• Anaesthesia · Mar 2012

    The precision of PiCCO® measurements in hypothermic post-cardiac arrest patients.

    • T Tagami, S Kushimoto, R Tosa, M Omura, J Hagiwara, H Hirama, and H Yokota.
    • Department of Emergency and Critical Care Medicine, Nippon Medical School, Tokyo, Japan. t-tagami@nms.ac.jp
    • Anaesthesia. 2012 Mar 1;67(3):236-43.

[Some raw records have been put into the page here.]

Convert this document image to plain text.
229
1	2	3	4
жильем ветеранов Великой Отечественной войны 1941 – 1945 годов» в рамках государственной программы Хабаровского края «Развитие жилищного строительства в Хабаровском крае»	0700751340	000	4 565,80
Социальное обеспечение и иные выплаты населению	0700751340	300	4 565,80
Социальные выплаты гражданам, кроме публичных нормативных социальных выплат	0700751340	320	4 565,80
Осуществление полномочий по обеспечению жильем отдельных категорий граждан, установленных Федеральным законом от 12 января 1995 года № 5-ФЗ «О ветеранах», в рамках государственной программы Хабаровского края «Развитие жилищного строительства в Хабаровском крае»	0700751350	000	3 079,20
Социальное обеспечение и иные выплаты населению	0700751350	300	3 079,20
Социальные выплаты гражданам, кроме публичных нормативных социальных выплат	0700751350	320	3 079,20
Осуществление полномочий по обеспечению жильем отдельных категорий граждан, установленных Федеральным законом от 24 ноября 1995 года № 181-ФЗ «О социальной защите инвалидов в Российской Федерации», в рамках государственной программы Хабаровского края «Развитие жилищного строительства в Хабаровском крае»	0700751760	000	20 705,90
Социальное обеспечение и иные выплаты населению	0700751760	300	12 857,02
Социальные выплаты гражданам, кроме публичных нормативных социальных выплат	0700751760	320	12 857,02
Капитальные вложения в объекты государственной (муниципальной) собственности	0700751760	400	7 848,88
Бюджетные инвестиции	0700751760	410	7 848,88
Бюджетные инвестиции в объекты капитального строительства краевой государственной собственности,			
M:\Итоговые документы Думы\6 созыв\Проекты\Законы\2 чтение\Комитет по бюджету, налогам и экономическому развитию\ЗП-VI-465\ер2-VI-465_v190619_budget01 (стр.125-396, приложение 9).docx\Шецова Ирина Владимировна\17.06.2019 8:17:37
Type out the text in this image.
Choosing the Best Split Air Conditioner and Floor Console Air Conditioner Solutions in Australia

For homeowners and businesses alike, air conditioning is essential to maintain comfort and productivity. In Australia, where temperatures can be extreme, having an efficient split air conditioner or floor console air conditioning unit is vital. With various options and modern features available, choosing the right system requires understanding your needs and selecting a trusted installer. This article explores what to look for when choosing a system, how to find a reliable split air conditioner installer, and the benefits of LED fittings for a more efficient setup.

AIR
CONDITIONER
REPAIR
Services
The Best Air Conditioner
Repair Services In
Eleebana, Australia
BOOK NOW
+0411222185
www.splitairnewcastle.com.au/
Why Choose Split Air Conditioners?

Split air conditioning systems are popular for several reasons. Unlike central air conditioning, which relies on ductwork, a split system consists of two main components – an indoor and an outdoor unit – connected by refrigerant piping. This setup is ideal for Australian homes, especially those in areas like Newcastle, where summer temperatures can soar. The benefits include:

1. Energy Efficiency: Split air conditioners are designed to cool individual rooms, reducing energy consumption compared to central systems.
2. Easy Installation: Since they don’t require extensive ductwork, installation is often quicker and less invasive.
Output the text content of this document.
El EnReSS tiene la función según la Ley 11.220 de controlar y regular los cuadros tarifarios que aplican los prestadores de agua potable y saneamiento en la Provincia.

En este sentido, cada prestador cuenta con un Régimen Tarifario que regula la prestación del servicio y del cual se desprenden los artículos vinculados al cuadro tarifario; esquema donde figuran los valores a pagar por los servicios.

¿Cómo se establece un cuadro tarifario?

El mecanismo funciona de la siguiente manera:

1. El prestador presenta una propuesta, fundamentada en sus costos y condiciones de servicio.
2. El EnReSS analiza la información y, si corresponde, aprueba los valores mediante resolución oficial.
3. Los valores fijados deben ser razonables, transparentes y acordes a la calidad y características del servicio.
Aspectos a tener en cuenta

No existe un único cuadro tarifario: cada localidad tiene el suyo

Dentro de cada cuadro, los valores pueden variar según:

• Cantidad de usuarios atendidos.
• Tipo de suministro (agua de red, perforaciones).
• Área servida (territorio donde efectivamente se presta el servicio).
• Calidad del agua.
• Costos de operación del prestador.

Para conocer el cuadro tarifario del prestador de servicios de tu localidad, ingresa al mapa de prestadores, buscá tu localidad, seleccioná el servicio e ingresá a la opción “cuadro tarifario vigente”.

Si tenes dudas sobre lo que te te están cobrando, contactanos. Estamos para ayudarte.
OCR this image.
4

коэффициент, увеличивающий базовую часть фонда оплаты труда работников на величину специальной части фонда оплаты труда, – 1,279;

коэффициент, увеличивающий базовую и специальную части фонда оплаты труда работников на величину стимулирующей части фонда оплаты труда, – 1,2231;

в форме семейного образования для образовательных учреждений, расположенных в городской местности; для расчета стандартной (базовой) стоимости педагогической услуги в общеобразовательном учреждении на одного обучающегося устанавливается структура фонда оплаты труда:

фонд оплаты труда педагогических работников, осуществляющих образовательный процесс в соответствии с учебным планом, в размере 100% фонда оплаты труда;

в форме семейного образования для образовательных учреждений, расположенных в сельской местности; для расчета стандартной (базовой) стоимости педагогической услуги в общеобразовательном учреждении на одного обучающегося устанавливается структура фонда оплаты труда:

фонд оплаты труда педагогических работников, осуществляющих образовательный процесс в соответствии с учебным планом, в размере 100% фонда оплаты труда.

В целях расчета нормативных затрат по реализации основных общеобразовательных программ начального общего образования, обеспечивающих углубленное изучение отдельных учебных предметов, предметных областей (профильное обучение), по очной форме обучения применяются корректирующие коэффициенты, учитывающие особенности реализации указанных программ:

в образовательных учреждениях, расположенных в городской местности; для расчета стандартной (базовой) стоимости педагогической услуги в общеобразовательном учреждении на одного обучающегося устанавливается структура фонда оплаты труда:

    AbstractThe aim of the present study was to determine the precision of the PiCCO(®) system for post-cardiac arrest patients who underwent therapeutic hypothermia. The precision of the measurements for cardiac output, global end-diastolic volume, extravascular lung water and the pulmonary vascular permeability index was assessed using the least significant change; this was regarded as precise when less than 15%. A total of 462 measurement sets were prospectively performed on 88 patients following successful resuscitation after cardiac arrest. Using the mean value of three injections for a measurement, the least significant change for the cardiac output, global end-diastolic volume, extravascular lung water and pulmonary vascular permeability index measurements were found to be 7.8%, 8.5%, 7.8% and 12.1%, respectively. No significant differences between hypothermia (n=150) and non-hypothermia (n=312) were found. The PiCCO-derived variables were found to be precise for post-cardiac arrest patients even under conditions of varying body temperature.Anaesthesia © 2012 The Association of Anaesthetists of Great Britain and Ireland.